I've been working on a Pyglet app that creates textures dynamically rather 
than loading them by way of resources on disk. Unfortunately, this means 
textures have a way of piling up in memory. Fortunately, a little close 
reading of the docs showed there's a way to force the release of cached 
textures if you don't need them anymore.

1) Create a list to hold your textures:

texture_list = []

2) Append dynamically created textures to the list.

texture_list.append(pyglet.image.Texture.create( <dimensions> ))

3) When you're done with a texture, pop it off the list.

texture_list.pop( <texture_index>)

4) Call pyglet.gl.get_current_context().set_current() to ensure that the 
unused textures are purged from the _doomed_textures list in the context 
cache.

This last step is what's most important, because otherwise dynamically 
created textures just get cached in the hope that they'll be re-used, when 
in fact they never are in this particular scenario.

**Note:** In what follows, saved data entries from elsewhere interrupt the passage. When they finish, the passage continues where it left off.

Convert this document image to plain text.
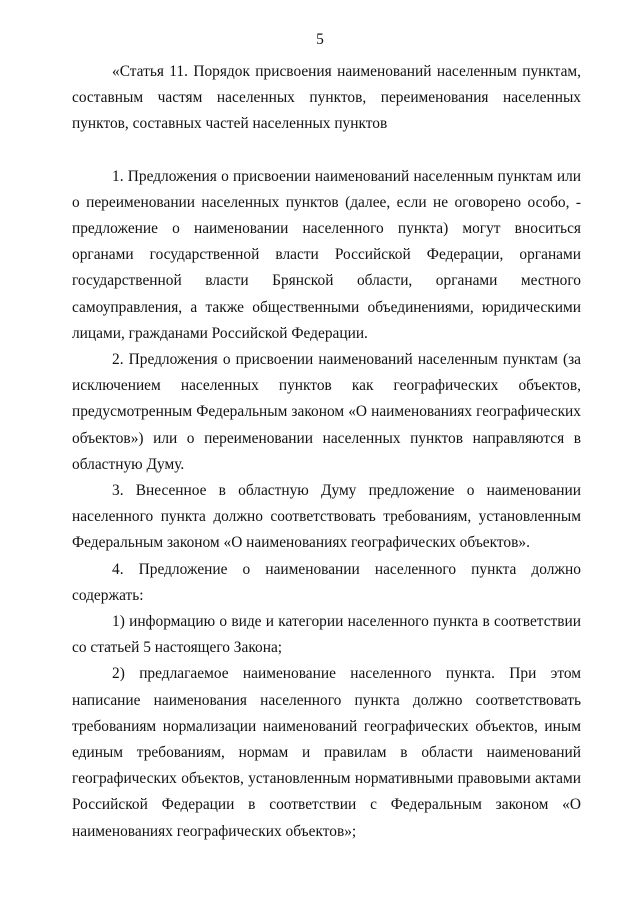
5

«Статья 11. Порядок присвоения наименований населенным пунктам, составным частям населенных пунктов, переименования населенных пунктов, составных частей населенных пунктов

1. Предложения о присвоении наименований населенным пунктам или о переименовании населенных пунктов (далее, если не оговорено особо, - предложение о наименовании населенного пункта) могут вноситься органами государственной власти Российской Федерации, органами государственной власти Брянской области, органами местного самоуправления, а также общественными объединениями, юридическими лицами, гражданами Российской Федерации.

2. Предложения о присвоении наименований населенным пунктам (за исключением населенных пунктов как географических объектов, предусмотренным Федеральным законом «О наименованиях географических объектов») или о переименовании населенных пунктов направляются в областную Думу.

3. Внесенное в областную Думу предложение о наименовании населенного пункта должно соответствовать требованиям, установленным Федеральным законом «О наименованиях географических объектов».

4. Предложение о наименовании населенного пункта должно содержать:

1) информацию о виде и категории населенного пункта в соответствии со статьей 5 настоящего Закона;

2) предлагаемое наименование населенного пункта. При этом написание наименования населенного пункта должно соответствовать требованиям нормализации наименований географических объектов, иным единым требованиям, нормам и правилам в области наименований географических объектов, установленным нормативными правовыми актами Российской Федерации в соответствии с Федеральным законом «О наименованиях географических объектов»;
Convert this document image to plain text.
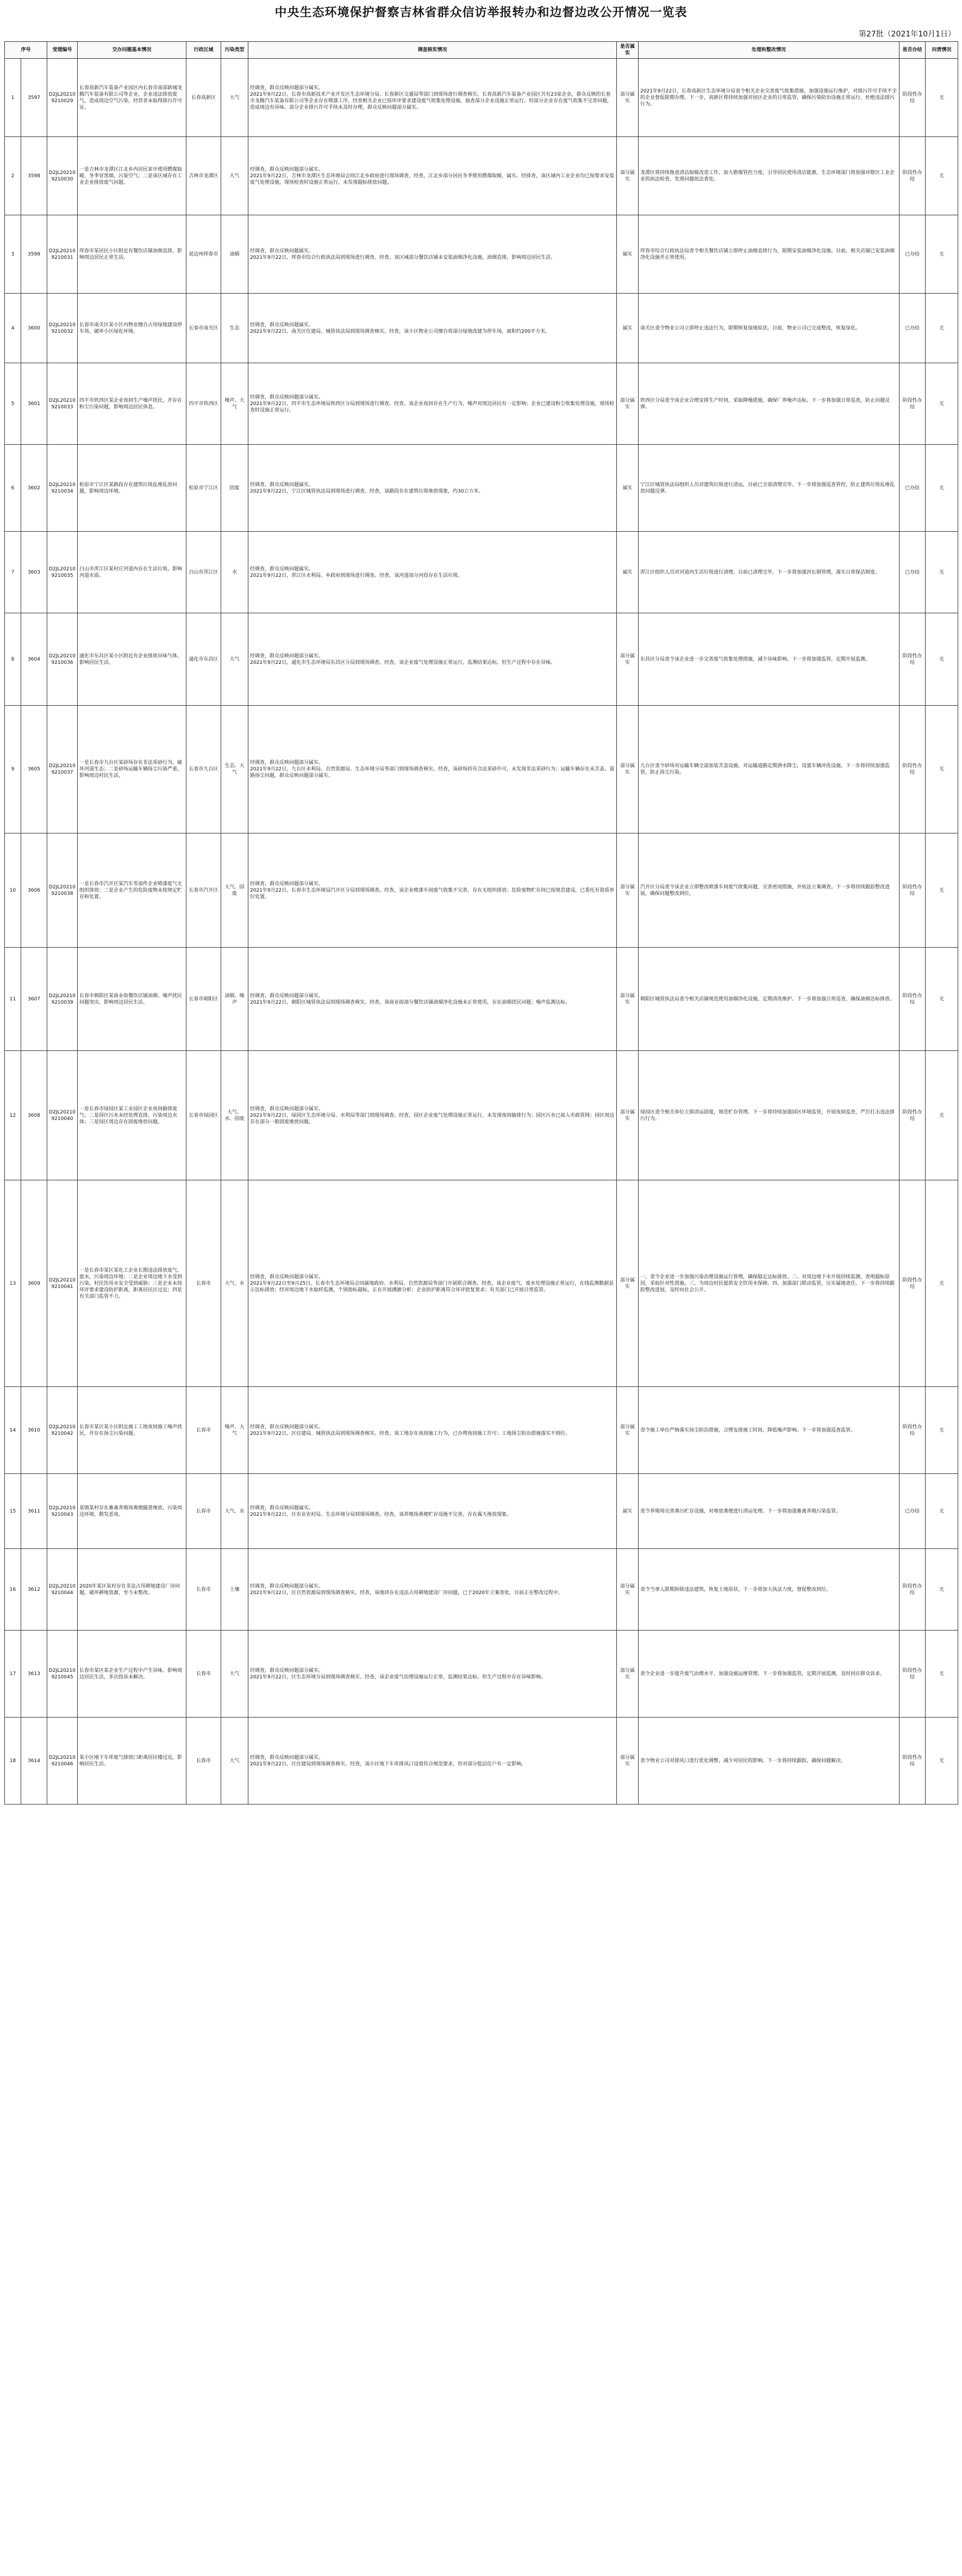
中央生态环境保护督察吉林省群众信访举报转办和边督边改公开情况一览表
第27批（2021年10月1日）
序号		受理编号	交办问题基本情况	行政区域	污染类型	调查核实情况	是否属实	处理和整改情况	是否办结	问责情况
1	3597	D2JL202109210029	长春高新汽车装备产业园区内长春市南部新城龙腾汽车装备有限公司等企业，企业违法排放废气，造成周边空气污染，经营者未取得排污许可证。	长春高新区	大气	经调查，群众反映问题部分属实。
2021年9月22日，长春市高新技术产业开发区生态环境分局、长春新区交通局等部门到现场进行调查核实。长春高新汽车装备产业园区共有23家企业，群众反映的长春市龙腾汽车装备有限公司等企业存在喷漆工序，经查相关企业已按环评要求建设废气收集处理设施，抽查部分企业设施正常运行。但部分企业存在废气收集不完善问题，造成周边有异味。部分企业排污许可手续未及时办理，群众反映问题部分属实。	部分属实	2021年9月22日，长春高新区生态环境分局责令相关企业完善废气收集措施，加强设施运行维护，对排污许可手续不全的企业督促限期办理。下一步，高新区将持续加强对园区企业的日常监管，确保污染防治设施正常运行，杜绝违法排污行为。	阶段性办结	无
2	3598	D2JL202109210030	一是吉林市龙潭区江北乡内居民家中使用燃煤取暖，冬季冒黑烟，污染空气；二是该区域存在工业企业排放废气问题。	吉林市龙潭区	大气	经调查，群众反映问题部分属实。
2021年9月22日，吉林市龙潭区生态环境局会同江北乡政府进行现场调查。经查，江北乡部分居民冬季使用燃煤取暖，属实。经排查，该区域内工业企业均已按要求安装废气处理设施，现场检查时设施正常运行，未发现超标排放问题。	部分属实	龙潭区将持续推进清洁取暖改造工作，加大散煤管控力度，引导居民使用清洁能源。生态环境部门将加强对辖区工业企业的执法检查，发现问题依法查处。	阶段性办结	无
3	3599	D2JL202109210031	珲春市某居民小区附近有餐饮店铺油烟直排，影响周边居民正常生活。	延边州珲春市	油烟	经调查，群众反映问题属实。
2021年9月22日，珲春市综合行政执法局到现场进行调查。经查，该区域部分餐饮店铺未安装油烟净化设施，油烟直排，影响周边居民生活。	属实	珲春市综合行政执法局责令相关餐饮店铺立即停止油烟直排行为，限期安装油烟净化设施。目前，相关店铺已安装油烟净化设施并正常使用。	已办结	无
4	3600	D2JL202109210032	长春市南关区某小区内物业擅自占用绿地建设停车场，破坏小区绿化环境。	长春市南关区	生态	经调查，群众反映问题属实。
2021年9月22日，南关区住建局、城管执法局到现场调查核实。经查，该小区物业公司擅自将部分绿地改建为停车场，面积约200平方米。	属实	南关区责令物业公司立即停止违法行为，限期恢复绿地原状。目前，物业公司已完成整改，恢复绿化。	已办结	无
5	3601	D2JL202109210033	四平市铁西区某企业夜间生产噪声扰民，并存在粉尘污染问题，影响周边居民休息。	四平市铁西区	噪声、大气	经调查，群众反映问题部分属实。
2021年9月22日，四平市生态环境局铁西区分局到现场进行调查。经查，该企业夜间存在生产行为，噪声对周边居民有一定影响；企业已建设粉尘收集处理设施，现场检查时设施正常运行。	部分属实	铁西区分局责令该企业合理安排生产时间，采取降噪措施，确保厂界噪声达标。下一步将加强日常巡查，防止问题反弹。	阶段性办结	无
6	3602	D2JL202109210034	松原市宁江区某路段存在建筑垃圾乱堆乱放问题，影响周边环境。	松原市宁江区	固废	经调查，群众反映问题属实。
2021年9月22日，宁江区城管执法局到现场进行调查。经查，该路段存在建筑垃圾堆放现象，约30立方米。	属实	宁江区城管执法局组织人员对建筑垃圾进行清运，目前已全部清理完毕。下一步将加强巡查管控，防止建筑垃圾乱堆乱放问题反弹。	已办结	无
7	3603	D2JL202109210035	白山市浑江区某村庄河道内存在生活垃圾，影响河道水质。	白山市浑江区	水	经调查，群众反映问题属实。
2021年9月22日，浑江区水利局、乡政府到现场进行调查。经查，该河道部分河段存在生活垃圾。	属实	浑江区组织人员对河道内生活垃圾进行清理，目前已清理完毕。下一步将加强河长制管理，落实日常保洁制度。	已办结	无
8	3604	D2JL202109210036	通化市东昌区某小区附近有企业排放异味气体，影响居民生活。	通化市东昌区	大气	经调查，群众反映问题部分属实。
2021年9月22日，通化市生态环境局东昌区分局到现场调查。经查，该企业废气处理设施正常运行，监测结果达标，但生产过程中存在异味。	部分属实	东昌区分局责令该企业进一步完善废气收集处理措施，减少异味影响。下一步将加强监管，定期开展监测。	阶段性办结	无
9	3605	D2JL202109210037	一是长春市九台区某砂场存在非法采砂行为，破坏河道生态；二是砂场运输车辆扬尘污染严重，影响周边村民生活。	长春市九台区	生态、大气	经调查，群众反映问题部分属实。
2021年9月22日，九台区水利局、自然资源局、生态环境分局等部门到现场调查核实。经查，该砂场持有合法采砂许可，未发现非法采砂行为；运输车辆存在未苫盖、道路扬尘问题，群众反映问题部分属实。	部分属实	九台区责令砂场对运输车辆全部加装苫盖设施，对运输道路定期洒水降尘，设置车辆冲洗设施。下一步将持续加强监管，防止扬尘污染。	阶段性办结	无
10	3606	D2JL202109210038	一是长春市汽开区某汽车零部件企业喷漆废气无组织排放；二是企业产生的危险废物未按规定贮存和处置。	长春市汽开区	大气、固废	经调查，群众反映问题部分属实。
2021年9月22日，长春市生态环境局汽开区分局到现场调查。经查，该企业喷漆车间废气收集不完善，存在无组织排放；危险废物贮存间已按规范建设，已委托有资质单位处置。	部分属实	汽开区分局责令该企业立即整改喷漆车间废气收集问题，完善密闭措施，并依法立案调查。下一步将持续跟踪整改进展，确保问题整改到位。	阶段性办结	无
11	3607	D2JL202109210039	长春市朝阳区某商业街餐饮店铺油烟、噪声扰民问题突出，影响周边居民生活。	长春市朝阳区	油烟、噪声	经调查，群众反映问题部分属实。
2021年9月22日，朝阳区城管执法局到现场调查核实。经查，该商业街部分餐饮店铺油烟净化设施未正常使用，存在油烟扰民问题；噪声监测达标。	部分属实	朝阳区城管执法局责令相关店铺规范使用油烟净化设施，定期清洗维护。下一步将加强日常巡查，确保油烟达标排放。	阶段性办结	无
12	3608	D2JL202109210040	一是长春市绿园区某工业园区企业夜间偷排废气；二是园区污水未经处理直排，污染周边水体；三是园区周边存在固废堆放问题。	长春市绿园区	大气、水、固废	经调查，群众反映问题部分属实。
2021年9月22日，绿园区生态环境分局、水利局等部门到现场调查。经查，园区企业废气处理设施正常运行，未发现夜间偷排行为；园区污水已接入市政管网；园区周边存在部分一般固废堆放问题。	部分属实	绿园区责令相关单位立即清运固废，规范贮存管理。下一步将持续加强园区环境监管，开展夜间巡查，严厉打击违法排污行为。	阶段性办结	无
13	3609	D2JL202109210041	一是长春市某区某化工企业长期违法排放废气、废水，污染周边环境；二是企业周边地下水受到污染，村民饮用水安全受到威胁；三是企业未按环评要求建设防护距离，距离居民区过近；四是有关部门监管不力。	长春市	大气、水	经调查，群众反映问题部分属实。
2021年9月22日至9月25日，长春市生态环境局会同属地政府、水利局、自然资源局等部门开展联合调查。经查，该企业废气、废水处理设施正常运行，在线监测数据显示达标排放；经对周边地下水取样监测，个别指标超标，正在开展溯源分析；企业防护距离符合环评批复要求；有关部门已开展日常监管。	部分属实	一、责令企业进一步加强污染治理设施运行管理，确保稳定达标排放。二、对周边地下水开展持续监测，查明超标原因，采取针对性措施。三、为周边村民提供安全饮用水保障。四、加强部门联动监管，压实属地责任。下一步将持续跟踪整改进展，及时向社会公开。	阶段性办结	无
14	3610	D2JL202109210042	长春市某区某小区附近施工工地夜间施工噪声扰民，并存在扬尘污染问题。	长春市	噪声、大气	经调查，群众反映问题部分属实。
2021年9月22日，区住建局、城管执法局到现场调查核实。经查，该工地存在夜间施工行为，已办理夜间施工许可；工地扬尘防治措施落实不到位。	部分属实	责令施工单位严格落实扬尘防治措施，合理安排施工时间，降低噪声影响。下一步将加强巡查监管。	阶段性办结	无
15	3611	D2JL202109210043	某镇某村存在畜禽养殖场粪便随意堆放，污染周边环境，散发恶臭。	长春市	大气、水	经调查，群众反映问题属实。
2021年9月22日，区农业农村局、生态环境分局到现场调查。经查，该养殖场粪便贮存设施不完善，存在露天堆放现象。	属实	责令养殖场完善粪污贮存设施，对堆放粪便进行清运处理。下一步将加强畜禽养殖污染监管。	已办结	无
16	3612	D2JL202109210044	2020年某区某村存在非法占用耕地建设厂房问题，破坏耕地资源，至今未整改。	长春市	土壤	经调查，群众反映问题部分属实。
2021年9月22日，区自然资源局到现场调查核实。经查，该地块存在违法占用耕地建设厂房问题，已于2020年立案查处，目前正在整改过程中。	部分属实	责令当事人限期拆除违法建筑，恢复土地原状。下一步将加大执法力度，督促整改到位。	阶段性办结	无
17	3613	D2JL202109210045	长春市某区某企业生产过程中产生异味，影响周边居民生活，多次投诉未解决。	长春市	大气	经调查，群众反映问题部分属实。
2021年9月22日，区生态环境分局到现场调查核实。经查，该企业废气治理设施运行正常，监测结果达标，但生产过程中存在异味影响。	部分属实	责令企业进一步提升废气治理水平，加强设施运维管理。下一步将加强监管，定期开展监测，及时回应群众诉求。	阶段性办结	无
18	3614	D2JL202109210046	某小区地下车库废气排放口距离居民楼过近，影响居民生活。	长春市	大气	经调查，群众反映问题部分属实。
2021年9月22日，区住建局到现场调查核实。经查，该小区地下车库排风口设置符合规范要求，但对部分低层住户有一定影响。	部分属实	责令物业公司对排风口进行优化调整，减少对居民的影响。下一步将持续跟踪，确保问题解决。	阶段性办结	无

Cache pileups look like a memory leak in Pyglet, and in fact for the 
longest time I was treating it like a memory leak, when in fact it isn't -- 
it's a by-product of Pyglet's own behaviors re: textures.

One possible future suggestion (which I'll submit separately as a feature 
request) is that textures can be created with some kind of boolean flag 
(maybe "no_cache"?) to keep them from being cached. But for now this works.